Não foi fácil entrar no Gran Circo do Professor Figueroa, depois que fui chamado às pressas para investigar a morte do elefante. Logo na entrada, um grupo de anões evangélicos tentou me converter usando uma edição de bolso da Bíblia e o argumento de que a morte do elefante aliada à alta do dólar era o prenúncio do juízo final. Ao adentrar ao picadeiro, o cenário era dantesco. Um grupo de palhaços existencialistas refletia sobre a impermanência da matéria enquanto duas irmãs siamesas discutiam agressivamente, já que depois daquele crime, uma queria se internar num monastério enquanto a outra estava decidida a virar stripper. No centro do picadeiro, o cadáver paquidérmico jazia indubitavelmente morto, perfurado por doze tiros , que aparentemente, eram os causadores do óbito. Abri caminho entre os palhaços no momento em que um deles afirmava algo como “Deus está morto”, enquanto esguichava água de um daqueles óculos de brinquedo e quando cheguei ao lado daquele imenso corpo, me veio imediatamente a lembrança do meu finado Tio Leopoldo, obeso mórbido, que morreu ao escorregar da balança e bater a cabeça no chão enquanto comemorava a perda de doze quilos em trinta dias depois de uma dieta a base de fibras. Pensei em contar essa história para a mulher barbada na tentativa de puxar um papo já que, desde a minha entrada no circo, ela me lançava olhares libidinosos, mas preferi ir direto ao assunto, aproveitando a aglomeração em volta do cadáver.
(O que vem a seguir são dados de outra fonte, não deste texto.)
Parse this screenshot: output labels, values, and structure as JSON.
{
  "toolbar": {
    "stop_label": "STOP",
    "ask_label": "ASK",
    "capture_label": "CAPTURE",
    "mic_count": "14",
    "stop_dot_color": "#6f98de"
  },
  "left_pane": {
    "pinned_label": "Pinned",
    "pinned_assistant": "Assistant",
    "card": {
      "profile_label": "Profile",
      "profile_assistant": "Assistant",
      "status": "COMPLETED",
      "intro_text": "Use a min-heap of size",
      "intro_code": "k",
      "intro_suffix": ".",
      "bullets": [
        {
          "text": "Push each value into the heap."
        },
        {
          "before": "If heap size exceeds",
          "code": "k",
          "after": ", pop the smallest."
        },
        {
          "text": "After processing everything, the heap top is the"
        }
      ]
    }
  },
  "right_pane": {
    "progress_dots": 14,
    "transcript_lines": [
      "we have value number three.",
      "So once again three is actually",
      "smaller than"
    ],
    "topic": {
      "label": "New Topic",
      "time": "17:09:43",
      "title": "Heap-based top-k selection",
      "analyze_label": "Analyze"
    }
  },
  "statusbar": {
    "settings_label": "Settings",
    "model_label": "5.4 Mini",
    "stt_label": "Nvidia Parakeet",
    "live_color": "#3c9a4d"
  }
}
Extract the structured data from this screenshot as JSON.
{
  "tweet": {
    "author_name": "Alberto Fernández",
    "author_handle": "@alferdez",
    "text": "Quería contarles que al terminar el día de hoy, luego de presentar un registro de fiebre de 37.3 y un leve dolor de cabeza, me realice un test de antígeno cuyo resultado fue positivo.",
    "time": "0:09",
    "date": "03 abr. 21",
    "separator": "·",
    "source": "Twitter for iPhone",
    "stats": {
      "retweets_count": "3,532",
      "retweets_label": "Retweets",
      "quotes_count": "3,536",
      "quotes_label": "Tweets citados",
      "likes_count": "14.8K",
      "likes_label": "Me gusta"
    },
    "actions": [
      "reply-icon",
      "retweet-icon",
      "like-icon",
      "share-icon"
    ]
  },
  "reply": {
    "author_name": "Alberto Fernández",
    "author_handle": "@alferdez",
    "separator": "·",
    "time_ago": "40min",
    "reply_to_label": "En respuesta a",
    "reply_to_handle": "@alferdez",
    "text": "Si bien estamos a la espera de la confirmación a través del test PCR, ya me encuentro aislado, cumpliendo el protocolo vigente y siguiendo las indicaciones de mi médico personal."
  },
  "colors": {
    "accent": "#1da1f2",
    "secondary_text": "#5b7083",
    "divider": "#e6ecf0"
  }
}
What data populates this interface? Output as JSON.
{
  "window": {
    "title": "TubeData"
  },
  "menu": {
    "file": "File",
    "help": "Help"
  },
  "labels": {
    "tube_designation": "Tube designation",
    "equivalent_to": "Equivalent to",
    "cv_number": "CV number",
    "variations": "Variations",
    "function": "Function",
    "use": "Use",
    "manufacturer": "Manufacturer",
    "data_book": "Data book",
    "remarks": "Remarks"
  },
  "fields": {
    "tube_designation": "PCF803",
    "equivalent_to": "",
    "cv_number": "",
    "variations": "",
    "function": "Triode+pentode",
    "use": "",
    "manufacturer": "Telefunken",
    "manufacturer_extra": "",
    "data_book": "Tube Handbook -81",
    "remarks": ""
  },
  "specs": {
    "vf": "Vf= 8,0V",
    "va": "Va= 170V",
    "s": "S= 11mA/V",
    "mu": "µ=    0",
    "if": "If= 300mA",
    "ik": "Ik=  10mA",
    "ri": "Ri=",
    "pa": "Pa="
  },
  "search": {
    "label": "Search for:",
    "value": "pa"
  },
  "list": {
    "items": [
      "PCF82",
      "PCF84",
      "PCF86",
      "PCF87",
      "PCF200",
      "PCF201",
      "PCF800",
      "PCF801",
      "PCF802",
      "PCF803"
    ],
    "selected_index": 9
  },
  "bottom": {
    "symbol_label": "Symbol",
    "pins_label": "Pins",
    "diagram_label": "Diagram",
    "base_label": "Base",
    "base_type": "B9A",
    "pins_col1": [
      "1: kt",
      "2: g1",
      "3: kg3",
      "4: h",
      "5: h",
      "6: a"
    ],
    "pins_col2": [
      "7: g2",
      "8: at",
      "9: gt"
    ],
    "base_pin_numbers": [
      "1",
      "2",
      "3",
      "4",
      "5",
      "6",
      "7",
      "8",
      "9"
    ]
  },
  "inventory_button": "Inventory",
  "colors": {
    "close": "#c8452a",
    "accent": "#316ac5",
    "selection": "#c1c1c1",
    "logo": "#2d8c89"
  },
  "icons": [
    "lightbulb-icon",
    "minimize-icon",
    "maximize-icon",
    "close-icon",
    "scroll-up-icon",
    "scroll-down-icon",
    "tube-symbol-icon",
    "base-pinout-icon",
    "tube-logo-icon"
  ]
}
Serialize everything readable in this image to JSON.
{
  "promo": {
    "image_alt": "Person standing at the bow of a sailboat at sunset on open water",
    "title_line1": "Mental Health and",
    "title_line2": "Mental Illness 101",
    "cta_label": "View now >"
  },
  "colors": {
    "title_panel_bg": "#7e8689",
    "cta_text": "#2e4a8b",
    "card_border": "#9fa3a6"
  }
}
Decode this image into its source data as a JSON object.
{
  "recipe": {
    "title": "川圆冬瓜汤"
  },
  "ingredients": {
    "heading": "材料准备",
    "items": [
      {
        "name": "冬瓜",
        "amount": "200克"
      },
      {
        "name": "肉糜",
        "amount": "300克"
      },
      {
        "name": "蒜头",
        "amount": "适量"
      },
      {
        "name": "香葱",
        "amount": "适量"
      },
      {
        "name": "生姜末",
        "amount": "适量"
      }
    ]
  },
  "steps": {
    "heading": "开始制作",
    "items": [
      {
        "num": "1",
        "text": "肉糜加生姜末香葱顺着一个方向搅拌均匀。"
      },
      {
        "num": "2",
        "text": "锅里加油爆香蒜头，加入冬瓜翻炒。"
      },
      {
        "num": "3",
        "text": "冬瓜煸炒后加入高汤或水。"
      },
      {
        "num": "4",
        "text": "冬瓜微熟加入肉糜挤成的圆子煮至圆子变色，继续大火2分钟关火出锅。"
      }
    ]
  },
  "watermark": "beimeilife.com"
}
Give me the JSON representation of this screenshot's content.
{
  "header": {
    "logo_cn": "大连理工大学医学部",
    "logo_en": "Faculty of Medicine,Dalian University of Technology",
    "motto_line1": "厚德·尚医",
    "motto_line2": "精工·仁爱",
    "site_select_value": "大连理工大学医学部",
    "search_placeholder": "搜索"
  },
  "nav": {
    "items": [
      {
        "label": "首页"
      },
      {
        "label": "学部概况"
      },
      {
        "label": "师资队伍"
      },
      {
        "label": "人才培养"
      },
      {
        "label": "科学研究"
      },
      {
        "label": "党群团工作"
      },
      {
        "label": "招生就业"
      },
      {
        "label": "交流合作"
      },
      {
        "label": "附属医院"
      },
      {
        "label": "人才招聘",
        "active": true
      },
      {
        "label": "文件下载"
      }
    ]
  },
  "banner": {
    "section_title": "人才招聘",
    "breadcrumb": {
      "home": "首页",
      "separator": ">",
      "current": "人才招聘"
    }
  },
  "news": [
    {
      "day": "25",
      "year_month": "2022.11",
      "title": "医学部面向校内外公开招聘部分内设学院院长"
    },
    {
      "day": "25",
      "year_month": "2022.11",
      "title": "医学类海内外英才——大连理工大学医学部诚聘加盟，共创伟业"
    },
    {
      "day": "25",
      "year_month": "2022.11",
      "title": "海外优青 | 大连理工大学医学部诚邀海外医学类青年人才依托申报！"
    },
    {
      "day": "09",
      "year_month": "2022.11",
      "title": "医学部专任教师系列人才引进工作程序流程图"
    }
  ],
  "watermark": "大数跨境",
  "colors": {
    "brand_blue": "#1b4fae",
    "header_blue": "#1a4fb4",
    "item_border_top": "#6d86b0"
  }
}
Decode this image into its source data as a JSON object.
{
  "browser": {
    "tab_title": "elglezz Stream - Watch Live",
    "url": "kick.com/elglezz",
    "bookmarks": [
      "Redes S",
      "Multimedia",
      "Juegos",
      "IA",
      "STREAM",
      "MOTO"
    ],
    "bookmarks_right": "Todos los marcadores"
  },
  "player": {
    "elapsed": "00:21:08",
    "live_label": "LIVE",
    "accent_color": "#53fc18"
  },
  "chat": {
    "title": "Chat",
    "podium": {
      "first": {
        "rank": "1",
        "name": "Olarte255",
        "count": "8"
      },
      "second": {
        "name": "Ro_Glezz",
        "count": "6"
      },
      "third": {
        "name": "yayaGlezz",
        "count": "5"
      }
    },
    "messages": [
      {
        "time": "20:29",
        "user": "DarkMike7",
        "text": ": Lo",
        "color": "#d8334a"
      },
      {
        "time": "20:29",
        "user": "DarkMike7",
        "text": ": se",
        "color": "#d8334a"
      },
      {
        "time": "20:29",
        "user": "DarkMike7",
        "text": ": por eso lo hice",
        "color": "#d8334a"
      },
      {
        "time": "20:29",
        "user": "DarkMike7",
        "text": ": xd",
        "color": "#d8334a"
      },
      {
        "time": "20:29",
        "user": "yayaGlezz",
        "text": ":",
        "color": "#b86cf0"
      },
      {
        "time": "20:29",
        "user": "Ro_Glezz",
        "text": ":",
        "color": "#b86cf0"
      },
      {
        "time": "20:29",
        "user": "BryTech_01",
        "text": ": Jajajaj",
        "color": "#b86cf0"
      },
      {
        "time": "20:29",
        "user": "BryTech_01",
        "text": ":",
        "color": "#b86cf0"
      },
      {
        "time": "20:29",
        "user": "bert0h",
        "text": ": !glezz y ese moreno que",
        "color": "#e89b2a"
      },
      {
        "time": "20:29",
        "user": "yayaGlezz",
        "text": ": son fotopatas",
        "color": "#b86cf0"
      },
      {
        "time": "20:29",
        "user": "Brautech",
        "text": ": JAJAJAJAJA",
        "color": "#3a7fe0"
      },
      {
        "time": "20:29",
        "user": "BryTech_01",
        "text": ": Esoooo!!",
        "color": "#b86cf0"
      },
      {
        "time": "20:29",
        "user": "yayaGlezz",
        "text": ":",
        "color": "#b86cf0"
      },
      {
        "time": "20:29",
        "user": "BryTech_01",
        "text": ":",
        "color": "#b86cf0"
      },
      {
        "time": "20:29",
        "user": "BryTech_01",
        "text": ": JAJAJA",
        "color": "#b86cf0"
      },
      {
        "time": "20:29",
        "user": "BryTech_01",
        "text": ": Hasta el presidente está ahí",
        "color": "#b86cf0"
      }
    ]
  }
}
-Muito bem, vou perguntar só uma vez: quem foi que matou o elefante?

Normalmente eu uso essa primeira estratégia investigativa. Pergunto em voz alta quem é o assassino na esperança de que ele se apresente de uma vez, pra que todo mundo possa voltar mais cedo pra casa. Raramente essa estratégia dá certo, mas a tentativa nunca me custou nada. Foi quando aquela velha voz soturna se fez ouvir às minhas costas.

-Você continua o mesmo idiota de sempre, Fonseca...

Virei pra trás, e o Trajano, mais uma vez, estava na minha frente. Ele continuava sendo o delegado da nossa divisão, encarregado das investigações criminais preliminares que normalmente não serviam pra nada, mesmo porque tudo o que o Trajano costumava fazer quando chegava ao local de um crime era ficar repetindo o tempo todo “para trás, para trás”, mesmo que não houvesse nenhum curioso por perto. Eu nunca me dei muito bem com o Trajano e as coisas pioraram sensivelmente depois que do episódio da Professora Ruth, sua namorada criminosa que eu fui obrigado a botar na cadeia. Achei, inclusive, que a corporação iria afastá-lo do cargo, principalmente depois que ele baleou dois ex-colegas durante a tentativa de fuga da moça. Na delegacia, no entanto, ele disse que tudo não havia passado de uma brincadeira, e pedindo desculpas, perguntou se as coisas não poderiam continuar como antes. À princípio, a corregedoria relutou, mas quando o Trajano garantiu que a limpeza do banheiro seria sua responsabilidade, ele não somente teve seu emprego de volta como também ganhou a antecipação do dissídio da categoria. Ainda estava fresco em minha memória nosso último diálogo, quando ele disse que me odiava e que queria me matar. Lembro que respondi algo como “tudo bem , mas espero que isso não signifique que a gente não possa ser amigos...”. E agora, os ossos do ofício nos colocavam frente a frente, mais uma vez. Por isso, tentei ser o mais profissional possível e falei, com um ar sereno:

-Trajano, o elefante morreu. Parece que temos aqui um crime da pesada...

O picadeiro explodiu em gargalhadas enquanto o Trajano, que estava tentando parar de fumar havia dois minutos, acendeu uma bituca que estava apagada num monte de esterco, recaindo imediatamente. Normalmente eu era avesso à piadas no ambiente de trabalho, mas naquele dia eu me sentia pleno e inspirado, na carona da paixão pela minha nova namorada, uma sueca ninfomaníaca que me fazia ver estrelas, principalmente quando incorporávamos nas nossas peripécias sexuais objetos eletrônicos que ela secretamente importava da Coréia. Numa das primeiras noites, eu tive parte da minha genitália eletrocutada. Depois, conseguimos estabilizar a voltagem dos aparelhos, e naquele momento , nossa relação seguia numa curva ascendente de luxúria e delírios.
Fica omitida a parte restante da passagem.